Most of the recent blitz is associated with next year's presidential election and the candidacy of Aristide, who remains popular among Haiti's poor and is heavily favored to replace his handpicked successor, President Rene Preval, in 2001. "Aristide or Death. Power to the People," reads one sample, a few doors down from another reading "Titid 2001," a sentiment incorporating an Aristide nickname and one that can be found on countless buildings around this city. But an opposing point of view was captured, too, in "Wilt Aristide."

On one main road that connects Port-au-Prince with the relatively upscale town of Petionville, graffiti on several walls even evoke the infamous name of former Haitian dictators Francois "Papa Doc" Duvalier and his son, Jean-Claude, proclaiming: "Bring Back Duvalier" and "President Duvalier 2001."

At the same time, there are ample wall expressions protesting the presence of the United States and other countries here as part of the international effort to develop democracy in this country, revitalize its economy and address its manifold social woes. "Deliverance for Haiti from the white man colonialists. Smash them," one blotch of graffiti said. Another asserted: "The occupation must leave the country now. Freedom and peace for Haiti."

Other smatterings decry the surge in crime roiling the country or refer to allegations of human rights abuses by segments of the U.S.-trained Haitian police force--particularly the crowd control unit. But not all the graffiti are political; there are numerous expressions of religious faith, such as "Jesus is the only solution."

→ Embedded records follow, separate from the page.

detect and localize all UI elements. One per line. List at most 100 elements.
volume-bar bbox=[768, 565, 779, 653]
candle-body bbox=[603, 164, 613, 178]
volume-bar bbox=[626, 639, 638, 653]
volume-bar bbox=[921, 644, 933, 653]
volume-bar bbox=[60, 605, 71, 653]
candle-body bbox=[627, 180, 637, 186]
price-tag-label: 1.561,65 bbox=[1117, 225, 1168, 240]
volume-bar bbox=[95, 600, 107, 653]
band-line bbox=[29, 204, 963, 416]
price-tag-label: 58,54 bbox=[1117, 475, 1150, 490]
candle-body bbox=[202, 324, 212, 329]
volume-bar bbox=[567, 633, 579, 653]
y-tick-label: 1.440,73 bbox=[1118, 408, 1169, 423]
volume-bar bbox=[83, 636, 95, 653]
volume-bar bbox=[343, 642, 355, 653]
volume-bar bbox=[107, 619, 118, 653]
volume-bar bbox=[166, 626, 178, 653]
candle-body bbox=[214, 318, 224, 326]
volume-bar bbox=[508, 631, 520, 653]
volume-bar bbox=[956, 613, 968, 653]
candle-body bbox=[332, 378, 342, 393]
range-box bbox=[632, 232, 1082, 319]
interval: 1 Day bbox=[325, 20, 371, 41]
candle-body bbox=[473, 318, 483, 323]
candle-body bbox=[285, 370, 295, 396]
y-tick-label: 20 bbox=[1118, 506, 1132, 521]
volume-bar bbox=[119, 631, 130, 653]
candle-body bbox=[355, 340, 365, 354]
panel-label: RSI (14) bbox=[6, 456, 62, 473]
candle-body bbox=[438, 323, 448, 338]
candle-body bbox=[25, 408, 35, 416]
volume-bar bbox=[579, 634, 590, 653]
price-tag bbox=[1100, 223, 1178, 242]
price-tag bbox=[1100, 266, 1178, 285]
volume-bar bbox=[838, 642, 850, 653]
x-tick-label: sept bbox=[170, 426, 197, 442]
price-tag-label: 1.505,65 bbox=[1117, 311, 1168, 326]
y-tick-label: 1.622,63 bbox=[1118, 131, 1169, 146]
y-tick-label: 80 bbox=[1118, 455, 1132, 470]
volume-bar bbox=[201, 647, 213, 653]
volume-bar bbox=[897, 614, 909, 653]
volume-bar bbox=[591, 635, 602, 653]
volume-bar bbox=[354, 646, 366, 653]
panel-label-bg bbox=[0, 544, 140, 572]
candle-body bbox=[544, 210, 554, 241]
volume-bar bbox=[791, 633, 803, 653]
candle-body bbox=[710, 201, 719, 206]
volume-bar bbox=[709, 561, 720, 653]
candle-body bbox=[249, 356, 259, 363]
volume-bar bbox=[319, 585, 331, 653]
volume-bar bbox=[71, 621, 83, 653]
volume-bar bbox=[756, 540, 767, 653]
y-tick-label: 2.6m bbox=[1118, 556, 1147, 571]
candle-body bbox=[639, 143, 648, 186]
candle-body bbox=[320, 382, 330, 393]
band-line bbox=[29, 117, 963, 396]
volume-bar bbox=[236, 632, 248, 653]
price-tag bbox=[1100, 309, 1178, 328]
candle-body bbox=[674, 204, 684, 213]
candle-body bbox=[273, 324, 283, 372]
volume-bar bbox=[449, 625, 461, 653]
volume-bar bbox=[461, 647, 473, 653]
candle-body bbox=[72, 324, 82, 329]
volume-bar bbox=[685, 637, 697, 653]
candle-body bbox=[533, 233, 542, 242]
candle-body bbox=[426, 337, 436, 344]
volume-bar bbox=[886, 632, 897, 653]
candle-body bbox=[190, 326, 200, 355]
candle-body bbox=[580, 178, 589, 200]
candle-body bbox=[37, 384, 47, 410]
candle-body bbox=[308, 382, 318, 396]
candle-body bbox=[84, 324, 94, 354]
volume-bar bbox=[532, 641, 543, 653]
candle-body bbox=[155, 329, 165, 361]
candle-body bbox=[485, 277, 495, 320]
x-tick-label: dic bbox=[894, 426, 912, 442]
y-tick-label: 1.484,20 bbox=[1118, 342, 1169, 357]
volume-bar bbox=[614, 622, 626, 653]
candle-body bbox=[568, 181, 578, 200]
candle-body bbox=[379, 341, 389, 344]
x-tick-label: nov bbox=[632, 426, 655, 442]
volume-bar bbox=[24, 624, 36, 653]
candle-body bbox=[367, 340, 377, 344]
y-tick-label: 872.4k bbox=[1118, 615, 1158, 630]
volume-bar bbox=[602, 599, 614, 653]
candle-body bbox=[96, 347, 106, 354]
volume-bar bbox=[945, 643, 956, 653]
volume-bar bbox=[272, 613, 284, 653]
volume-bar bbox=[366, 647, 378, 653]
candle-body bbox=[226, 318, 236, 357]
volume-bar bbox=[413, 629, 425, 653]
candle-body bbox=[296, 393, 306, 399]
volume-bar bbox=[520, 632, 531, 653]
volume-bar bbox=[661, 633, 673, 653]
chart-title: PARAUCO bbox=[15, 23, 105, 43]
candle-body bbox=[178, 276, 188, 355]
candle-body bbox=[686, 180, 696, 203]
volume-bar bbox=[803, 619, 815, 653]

Overall, it's become a sort of urban wallpaper, blending in with the background. Said sidewalk vendor Aleus Michelle, 29, who was sitting in front of a block of graffiti that praised police commanders: "There is so much graffiti around here that most of the time I do not even notice it anymore. It just adds to the filth of the city and shows how many problems Haiti still has and how things never change here."

CAPTION: Graffiti has turned building walls in Port-au-Prince into billboards of political expression. Sentiments range from assessments of current leaders to a longing for past dictatorships to unflattering views on U.S. aid forces.

CAPTION: In Haiti, almost any blank wall is an invitation to graffiti artists to express their political sentiments.